The various contributors (with the possible exception, I suppose, of yours truly), are all generally recognized as really smart, really interesting people. In chapter 1, Ben Levin, Bob Schwartz, and Adam Gamoran draw on international evidence to argue that attracting, retaining, and developing teachers and leaders; high expectations; connections between school and the workforce; and a culture of trust are the right ticket. In chapter 2, Jal Mehta, Louis Gomez, and Tony Bryk make the case for developing a “networked improvement community” to boost collaboration between practitioners. In chapter 3, Terry Moe and Paul Hill imagine a model of schooling in which money follows the students, online offerings proliferate, and districts lose their geographic monopoly as students’ primary providers. In chapter 4, Olivia Meeks and I argue that the future lies in “unbundling” schools and systems. Chapter 5 features Jeff Henig, Helen Malone, and Paul Reville arguing that addressing non-school factors is crucial to increasing academic achievement, and that cross-sectoral collaborations may provide the crucial bridges. In chapter 6, Liz City, Richard Elmore, and Doug Lynch suggest that governance and assessment functions need to be rethought, and that student mastery in domains that students care about is the right standard for evaluating learning in the future.

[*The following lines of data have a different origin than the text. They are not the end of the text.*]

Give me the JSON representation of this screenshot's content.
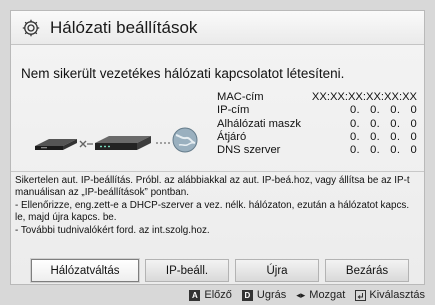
{
  "dialog": {
    "title": "Hálózati beállítások",
    "error_message": "Nem sikerült vezetékes hálózati kapcsolatot létesíteni."
  },
  "network_info": [
    {
      "label": "MAC-cím",
      "value": "XX:XX:XX:XX:XX:XX"
    },
    {
      "label": "IP-cím",
      "value": "0.   0.   0.   0"
    },
    {
      "label": "Alhálózati maszk",
      "value": "0.   0.   0.   0"
    },
    {
      "label": "Átjáró",
      "value": "0.   0.   0.   0"
    },
    {
      "label": "DNS szerver",
      "value": "0.   0.   0.   0"
    }
  ],
  "help_text": [
    "Sikertelen aut. IP-beállítás. Próbl. az alábbiakkal az aut. IP-beá.hoz, vagy állítsa be az IP-t manuálisan az „IP-beállítások” pontban.",
    "- Ellenőrizze, eng.zett-e a DHCP-szerver a vez. nélk. hálózaton, ezután a hálózatot kapcs. le, majd újra kapcs. be.",
    "- További tudnivalókért ford. az int.szolg.hoz."
  ],
  "buttons": {
    "network_switch": "Hálózatváltás",
    "ip_settings": "IP-beáll.",
    "retry": "Újra",
    "close": "Bezárás"
  },
  "hints": {
    "previous": {
      "key": "A",
      "label": "Előző"
    },
    "jump": {
      "key": "D",
      "label": "Ugrás"
    },
    "move": {
      "label": "Mozgat"
    },
    "select": {
      "label": "Kiválasztás"
    }
  }
}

Finally, Jal Mehta provides a terrific conclusion in which he argues that American education is unlikely to significantly improve without a change to at least one major dimension of its structure. He sketches five pathways for the future, arguing that we can transform the system by 1) changing who is doing the teaching and what they know, 2) replacing the institutions that currently compose the system with new institutions filling the same functions but performing them better, 3) reassembling the system by changing its roles, structures, elements, and incentives, 4) expanding the system by integrating school and non-school factors, or 5) dissolving the system by providing students with more direct access to the ever-growing universe of knowledge.
Anyway, if you’re interested, I think it’s well worth checking out.